The punning understanding of NoM replacing ROMA on the reverse tablet can be taken a step or two further; that L. Atilius designed his denarius shortly after the initial publication of the first edition of the Annales Maximi (c.142 B.C.) and decided to skate on some pretty thin ice by punning on the concealed true name of his city. Roma was the long established cover-name to protect the urbs from dire religious assault of the Italo-Latin evocatio ceremony, summoning a city's protecting deity to leave. But for the these prayers to work they needed to use the correct names of the targeted place and divinity. Accordingly divulging Roma's true name or that of the tutelary deity was punishable by death. Given the tiny size of the Atilius issue and the lack of accompanying bronzes his mint magistracy was probably cut very short by the Senate, whether by his death or sacking from office.

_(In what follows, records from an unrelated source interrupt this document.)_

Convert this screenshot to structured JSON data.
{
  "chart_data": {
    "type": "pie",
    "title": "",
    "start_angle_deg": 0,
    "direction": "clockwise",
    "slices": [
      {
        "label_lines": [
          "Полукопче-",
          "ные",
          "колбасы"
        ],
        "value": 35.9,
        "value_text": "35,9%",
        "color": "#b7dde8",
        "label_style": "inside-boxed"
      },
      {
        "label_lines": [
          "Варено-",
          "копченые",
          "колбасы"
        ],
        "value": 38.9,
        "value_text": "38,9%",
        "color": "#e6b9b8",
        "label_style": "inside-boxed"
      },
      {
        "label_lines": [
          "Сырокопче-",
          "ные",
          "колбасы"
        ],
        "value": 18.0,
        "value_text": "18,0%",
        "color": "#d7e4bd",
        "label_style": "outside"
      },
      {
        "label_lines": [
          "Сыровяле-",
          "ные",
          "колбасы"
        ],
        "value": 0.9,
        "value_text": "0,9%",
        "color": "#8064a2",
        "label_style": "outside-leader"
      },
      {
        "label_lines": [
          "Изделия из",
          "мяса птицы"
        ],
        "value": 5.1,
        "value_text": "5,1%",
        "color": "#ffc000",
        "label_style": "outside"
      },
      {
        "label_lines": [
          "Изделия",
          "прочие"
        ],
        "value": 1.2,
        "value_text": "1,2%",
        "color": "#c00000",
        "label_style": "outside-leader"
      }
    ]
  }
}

According to one version of the founding legends (such as addressed in works like the Annales Maximi) while Romulus was in the act of establishing "Roma" (the cover-name), his twin Remus was founding a settlement of his own which he called Mons Remonia. It was because of this piece of rivalry at the sacred moment that Remus had to be slain by the furious brother.

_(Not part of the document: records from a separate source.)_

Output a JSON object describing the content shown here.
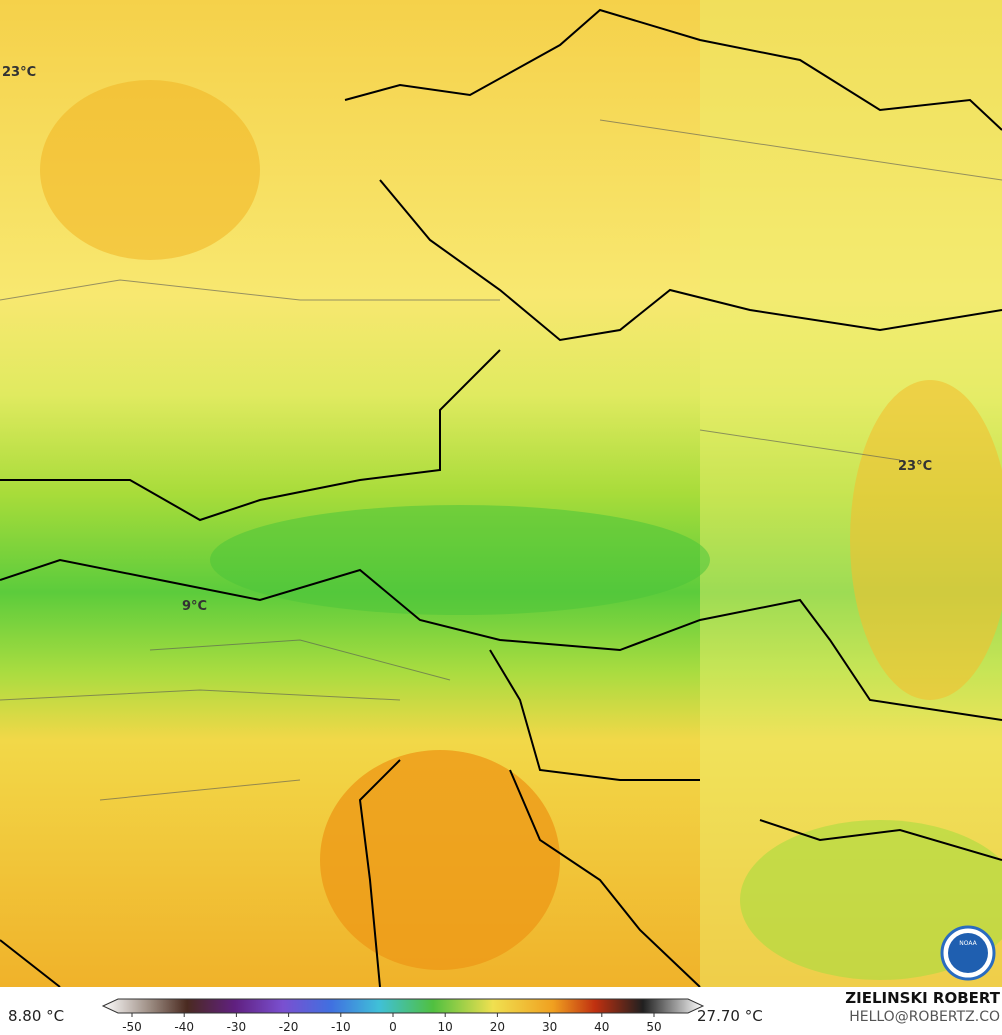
{
  "map": {
    "labels": [
      {
        "text": "23°C"
      },
      {
        "text": "23°C"
      },
      {
        "text": "9°C"
      }
    ]
  },
  "colorbar": {
    "min_label": "8.80 °C",
    "max_label": "27.70 °C",
    "ticks": [
      -50,
      -40,
      -30,
      -20,
      -10,
      0,
      10,
      20,
      30,
      40,
      50
    ]
  },
  "credit": {
    "name": "ZIELINSKI ROBERT",
    "email": "HELLO@ROBERTZ.CO"
  }
}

Significant elements converge here: Mons Remonia as the true name of the original foundation, and death to those who reveal it. Atilius' simple legend can thus be understood:
read normally (l. to r.) NOM(en urbis), the name of Roma (since ROMA is the displaced legend),
then reading retrograde (r. to l.) MONs reMONia (since REMus is the legendary name of its founder, perhaps REMOS in the archaic orthography of the pontifical records, but in any case the relationship of the names Remonia and Remus seems clear enough). But this was allusion rather than divulgence, so he was more probably sacked than punished capitally. And it's likely enough that his survival is on record as one of the senators of the epigraphically preserved consilium de agro Pergameno of 129 B.C., where modern supplement has created a probably non-existent L. A[fin]ius L. f. in the Oufentina tribe out of a miscut name with a short lacuna in the middle. Better restored as L. A[til]ius L. f. Ouf.